In this website, http://www.codecogs.com/library/maths/calculus/differential/the-d-operator.php, the following problem and solution is given:
Problem:
Find the Particular Integral of $$\frac{d^2y}{dx^2} - 5\,\frac{dy}{dx} + 6y = \sin\,2x$$
Solution:
This can be re-written as $$\tag1 y = \frac{1}{D^2 - 5D + 6}\sin\,2x $$
Using equation 1 we can put $D^2 = -4$
Therefore: $$y = \frac{1}{-\,4\;-\,5D + 6}\sin\,2x =\frac{1}{2 - 5D}\sin\,2x$$
If we multiply the top and bottom of this equation by 2 + 5D
$$y =\frac{2 + 5D}{4 - 25D^2}\sin\,2x$$
But $D^2=-4$
Therefore $$ y =\frac{2 + 5D}{104}\sin\,2x = \frac{1}{104}\left(2\sin\,2x + 5D\sin\,2x \right)$$ But since $D\sin\,2x = 2\cos\,2x$ $$y = \frac{1}{104}\left(2\sin\,2x + 10\cos\,2x \right) $$
The biggest problem I have with this is the line, $D^2 = -4$.

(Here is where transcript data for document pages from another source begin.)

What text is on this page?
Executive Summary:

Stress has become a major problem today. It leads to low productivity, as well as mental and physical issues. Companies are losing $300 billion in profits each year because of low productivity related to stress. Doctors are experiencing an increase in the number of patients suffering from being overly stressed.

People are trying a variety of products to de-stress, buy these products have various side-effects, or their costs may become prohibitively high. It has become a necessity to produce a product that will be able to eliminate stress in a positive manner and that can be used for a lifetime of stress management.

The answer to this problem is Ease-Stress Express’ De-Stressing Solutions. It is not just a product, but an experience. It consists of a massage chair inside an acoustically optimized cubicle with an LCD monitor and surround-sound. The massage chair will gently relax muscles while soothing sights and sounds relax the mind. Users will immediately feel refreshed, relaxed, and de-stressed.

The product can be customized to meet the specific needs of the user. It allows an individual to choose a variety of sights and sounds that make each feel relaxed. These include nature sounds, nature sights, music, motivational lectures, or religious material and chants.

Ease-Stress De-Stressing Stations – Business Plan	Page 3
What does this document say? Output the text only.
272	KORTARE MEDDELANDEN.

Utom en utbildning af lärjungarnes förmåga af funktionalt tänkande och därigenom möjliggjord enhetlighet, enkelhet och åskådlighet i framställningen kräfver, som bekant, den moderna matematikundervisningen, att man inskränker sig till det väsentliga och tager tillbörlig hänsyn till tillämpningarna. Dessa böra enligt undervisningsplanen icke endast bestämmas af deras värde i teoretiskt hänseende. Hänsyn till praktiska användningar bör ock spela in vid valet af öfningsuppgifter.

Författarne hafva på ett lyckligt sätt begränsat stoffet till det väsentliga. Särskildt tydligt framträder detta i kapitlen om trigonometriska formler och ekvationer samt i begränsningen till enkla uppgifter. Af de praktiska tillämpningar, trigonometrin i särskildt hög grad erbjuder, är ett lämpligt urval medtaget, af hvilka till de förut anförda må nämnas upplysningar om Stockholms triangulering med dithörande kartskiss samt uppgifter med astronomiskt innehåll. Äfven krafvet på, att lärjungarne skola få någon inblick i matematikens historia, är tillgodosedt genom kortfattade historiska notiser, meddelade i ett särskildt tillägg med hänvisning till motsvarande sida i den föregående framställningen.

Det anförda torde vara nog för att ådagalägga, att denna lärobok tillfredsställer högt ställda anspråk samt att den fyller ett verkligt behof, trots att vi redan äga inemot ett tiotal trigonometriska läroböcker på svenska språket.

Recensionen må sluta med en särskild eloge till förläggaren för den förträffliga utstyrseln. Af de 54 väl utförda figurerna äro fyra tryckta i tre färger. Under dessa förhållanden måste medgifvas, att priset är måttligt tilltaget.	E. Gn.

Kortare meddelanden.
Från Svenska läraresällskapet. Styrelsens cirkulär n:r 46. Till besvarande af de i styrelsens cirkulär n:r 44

So far as I understand, $D$ is an operator on functions, and $D^2$ represents the double application of that operator. So how, can it be equal to -4? How can an operator on functions be equal to an integer? They're two things of fundamentally different types, how can they be equal?
You can interpret $D^2=-4$ as $D^2=-4I$, where $I$ is the identity operator; that's no big deal. If anything, you should be more worried about "dividing" by an operator.
To expand a bit about what's going on in that solution, the author knows that the solution will be a linear combination of $\sin(2x)$ and $\cos(2x)$. For those two functions (and their linear combinations), $D^2=-4I$.
Note that guessing all those manipulations is harder than postulating that the particular solution is of the form $\alpha\sin(2x)+\beta\cos(2x)$ and substitute in the equation to find $\alpha$ and $\beta$ (what is usually known as Undetermined Coefficients).